SEO or Search Engine Optimization and IP or Internet Protocol addresses relate to each other. Search Engine sites such as Google, Bing and Yahoo decide where your websites rank based on an algorithm that they keep very private. The more people that see your site, the better. One way to do this is to obtain a high ranking on a search engine. Studies have shown that most people searching for a subject rarely go beyond the first page. So, your goal is to get your website listed on the first page if possible when your subject of your website is researched.

Companies with networks and web sites that are not very numerous use Class C IP addresses. The other classes, A and B, cost more and you have a larger selection of host sites with Class C networks. The Class C option fits best for the demands of the small user. Read more about Classes of IP Addresses.

Since Class C IP addresses allow multiple host sites or web sites to relate back to the same network, the question is how do search engines look at these combination’s. There are two ways. The search engine could look at the websites as separate, or it could look at the network as a single unit. Looking at this system as a single unit only gives the host credit for user activity, and the individual web sites do not receive any credit for their individual activity. This could make your web sites seem to have zero hits when in fact they might be very popular.

The other way a search engine could view your network is by only counting the hits each web site or host receives.

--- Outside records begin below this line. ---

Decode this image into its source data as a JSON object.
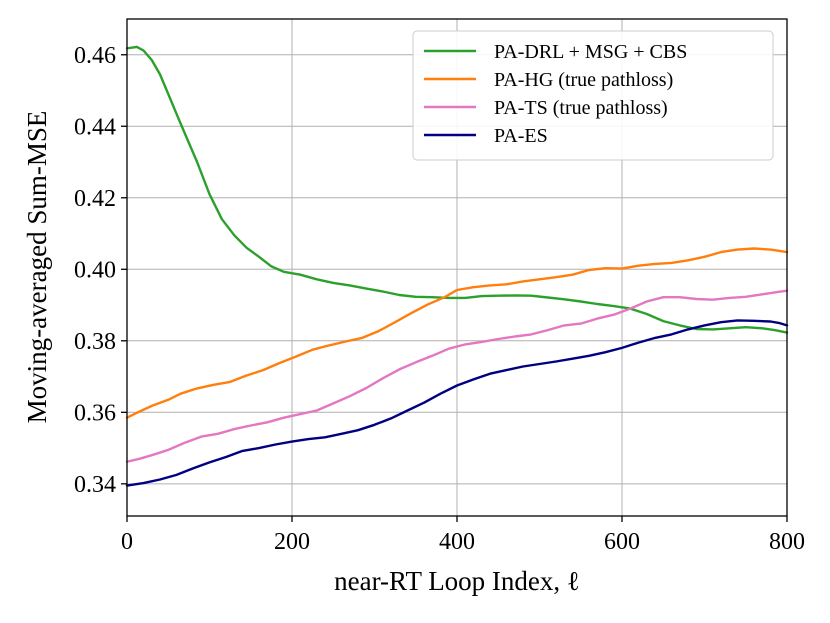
{
  "chart_data": {
    "type": "line",
    "title": "",
    "xlabel": "near-RT Loop Index, ℓ",
    "ylabel": "Moving-averaged Sum-MSE",
    "xlim": [
      0,
      800
    ],
    "ylim": [
      0.331,
      0.47
    ],
    "xticks": [
      0,
      200,
      400,
      600,
      800
    ],
    "yticks": [
      0.34,
      0.36,
      0.38,
      0.4,
      0.42,
      0.44,
      0.46
    ],
    "xtick_labels": [
      "0",
      "200",
      "400",
      "600",
      "800"
    ],
    "ytick_labels": [
      "0.34",
      "0.36",
      "0.38",
      "0.40",
      "0.42",
      "0.44",
      "0.46"
    ],
    "grid": true,
    "legend_position": "top-right",
    "series": [
      {
        "name": "PA-DRL + MSG + CBS",
        "color": "#2ca02c",
        "points": [
          [
            0,
            0.4618
          ],
          [
            12,
            0.4622
          ],
          [
            20,
            0.4612
          ],
          [
            30,
            0.4585
          ],
          [
            40,
            0.4545
          ],
          [
            50,
            0.449
          ],
          [
            60,
            0.4435
          ],
          [
            70,
            0.438
          ],
          [
            85,
            0.43
          ],
          [
            100,
            0.421
          ],
          [
            115,
            0.414
          ],
          [
            130,
            0.4095
          ],
          [
            145,
            0.406
          ],
          [
            160,
            0.4035
          ],
          [
            175,
            0.4008
          ],
          [
            190,
            0.3993
          ],
          [
            210,
            0.3985
          ],
          [
            230,
            0.3972
          ],
          [
            250,
            0.3962
          ],
          [
            270,
            0.3955
          ],
          [
            290,
            0.3946
          ],
          [
            310,
            0.3938
          ],
          [
            330,
            0.3928
          ],
          [
            350,
            0.3923
          ],
          [
            370,
            0.3922
          ],
          [
            390,
            0.392
          ],
          [
            410,
            0.392
          ],
          [
            430,
            0.3925
          ],
          [
            450,
            0.3926
          ],
          [
            470,
            0.3927
          ],
          [
            490,
            0.3926
          ],
          [
            510,
            0.3921
          ],
          [
            530,
            0.3916
          ],
          [
            550,
            0.391
          ],
          [
            570,
            0.3903
          ],
          [
            590,
            0.3897
          ],
          [
            610,
            0.389
          ],
          [
            630,
            0.3875
          ],
          [
            650,
            0.3855
          ],
          [
            670,
            0.3843
          ],
          [
            690,
            0.3833
          ],
          [
            710,
            0.3832
          ],
          [
            730,
            0.3835
          ],
          [
            750,
            0.3838
          ],
          [
            770,
            0.3835
          ],
          [
            785,
            0.383
          ],
          [
            800,
            0.3823
          ]
        ]
      },
      {
        "name": "PA-HG (true pathloss)",
        "color": "#ff7f0e",
        "points": [
          [
            0,
            0.3585
          ],
          [
            15,
            0.3602
          ],
          [
            30,
            0.3618
          ],
          [
            50,
            0.3635
          ],
          [
            65,
            0.3652
          ],
          [
            85,
            0.3667
          ],
          [
            105,
            0.3677
          ],
          [
            125,
            0.3685
          ],
          [
            145,
            0.3703
          ],
          [
            165,
            0.3718
          ],
          [
            185,
            0.3738
          ],
          [
            205,
            0.3756
          ],
          [
            225,
            0.3775
          ],
          [
            245,
            0.3787
          ],
          [
            265,
            0.3798
          ],
          [
            285,
            0.3808
          ],
          [
            305,
            0.3827
          ],
          [
            325,
            0.3852
          ],
          [
            345,
            0.3878
          ],
          [
            365,
            0.3902
          ],
          [
            385,
            0.3922
          ],
          [
            400,
            0.3942
          ],
          [
            420,
            0.395
          ],
          [
            440,
            0.3955
          ],
          [
            460,
            0.3958
          ],
          [
            480,
            0.3966
          ],
          [
            500,
            0.3972
          ],
          [
            520,
            0.3978
          ],
          [
            540,
            0.3985
          ],
          [
            560,
            0.3998
          ],
          [
            580,
            0.4003
          ],
          [
            600,
            0.4002
          ],
          [
            620,
            0.401
          ],
          [
            640,
            0.4015
          ],
          [
            660,
            0.4018
          ],
          [
            680,
            0.4025
          ],
          [
            700,
            0.4035
          ],
          [
            720,
            0.4048
          ],
          [
            740,
            0.4055
          ],
          [
            760,
            0.4058
          ],
          [
            780,
            0.4055
          ],
          [
            800,
            0.4048
          ]
        ]
      },
      {
        "name": "PA-TS (true pathloss)",
        "color": "#e377c2",
        "points": [
          [
            0,
            0.3462
          ],
          [
            15,
            0.347
          ],
          [
            30,
            0.348
          ],
          [
            50,
            0.3495
          ],
          [
            70,
            0.3515
          ],
          [
            90,
            0.3532
          ],
          [
            110,
            0.354
          ],
          [
            130,
            0.3553
          ],
          [
            150,
            0.3563
          ],
          [
            170,
            0.3572
          ],
          [
            190,
            0.3585
          ],
          [
            210,
            0.3595
          ],
          [
            230,
            0.3605
          ],
          [
            250,
            0.3625
          ],
          [
            270,
            0.3645
          ],
          [
            290,
            0.3668
          ],
          [
            310,
            0.3695
          ],
          [
            330,
            0.372
          ],
          [
            350,
            0.374
          ],
          [
            370,
            0.3758
          ],
          [
            390,
            0.3778
          ],
          [
            410,
            0.379
          ],
          [
            430,
            0.3797
          ],
          [
            450,
            0.3805
          ],
          [
            470,
            0.3812
          ],
          [
            490,
            0.3818
          ],
          [
            510,
            0.383
          ],
          [
            530,
            0.3843
          ],
          [
            550,
            0.3848
          ],
          [
            570,
            0.3862
          ],
          [
            590,
            0.3873
          ],
          [
            610,
            0.389
          ],
          [
            630,
            0.391
          ],
          [
            650,
            0.3922
          ],
          [
            670,
            0.3922
          ],
          [
            690,
            0.3917
          ],
          [
            710,
            0.3915
          ],
          [
            730,
            0.392
          ],
          [
            750,
            0.3923
          ],
          [
            770,
            0.393
          ],
          [
            790,
            0.3937
          ],
          [
            800,
            0.394
          ]
        ]
      },
      {
        "name": "PA-ES",
        "color": "#000080",
        "points": [
          [
            0,
            0.3395
          ],
          [
            20,
            0.3402
          ],
          [
            40,
            0.3412
          ],
          [
            60,
            0.3425
          ],
          [
            80,
            0.3443
          ],
          [
            100,
            0.346
          ],
          [
            120,
            0.3475
          ],
          [
            140,
            0.3492
          ],
          [
            160,
            0.35
          ],
          [
            180,
            0.351
          ],
          [
            200,
            0.3518
          ],
          [
            220,
            0.3525
          ],
          [
            240,
            0.353
          ],
          [
            260,
            0.354
          ],
          [
            280,
            0.355
          ],
          [
            300,
            0.3565
          ],
          [
            320,
            0.3583
          ],
          [
            340,
            0.3605
          ],
          [
            360,
            0.3627
          ],
          [
            380,
            0.3652
          ],
          [
            400,
            0.3675
          ],
          [
            420,
            0.3692
          ],
          [
            440,
            0.3708
          ],
          [
            460,
            0.3718
          ],
          [
            480,
            0.3728
          ],
          [
            500,
            0.3735
          ],
          [
            520,
            0.3742
          ],
          [
            540,
            0.375
          ],
          [
            560,
            0.3758
          ],
          [
            580,
            0.3768
          ],
          [
            600,
            0.378
          ],
          [
            620,
            0.3795
          ],
          [
            640,
            0.3808
          ],
          [
            660,
            0.3818
          ],
          [
            680,
            0.3832
          ],
          [
            700,
            0.3843
          ],
          [
            720,
            0.3852
          ],
          [
            740,
            0.3857
          ],
          [
            760,
            0.3856
          ],
          [
            780,
            0.3854
          ],
          [
            790,
            0.385
          ],
          [
            800,
            0.3843
          ]
        ]
      }
    ]
  }
}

This increases the hits recorded by the search engine and should elevate your ranking on the search engine.

Since we don’t really know how the search engine ranks its searches, it is really not possible to know which is true. Many people swear by both ways. If you believe in assuring your web site is noted for its hits, you can purchase a separate Class C IP for each web site that you host.

Your web site will be the only one to use this IP. These can be expensive to set up for each web site, even approaching hundreds of dollars a month. Many of these need to be set up by a technician from the site selling these IP addresses. If you use multiple sites you also run the risk of hitting an IP that is near other web sites that are “bad.” If the IP operator shuts down sites close to yours, you might have your site put out to pasture as well.

A site with a variable network IP that will let you have multiple web sites usually costs only a few dollars a month to operate. This is usually a much cheaper option. Will paying for individual static networks increase your hits? You will have to experiment with this based on your web site usage and what your goals are. You can try static IP addresses out one at a time.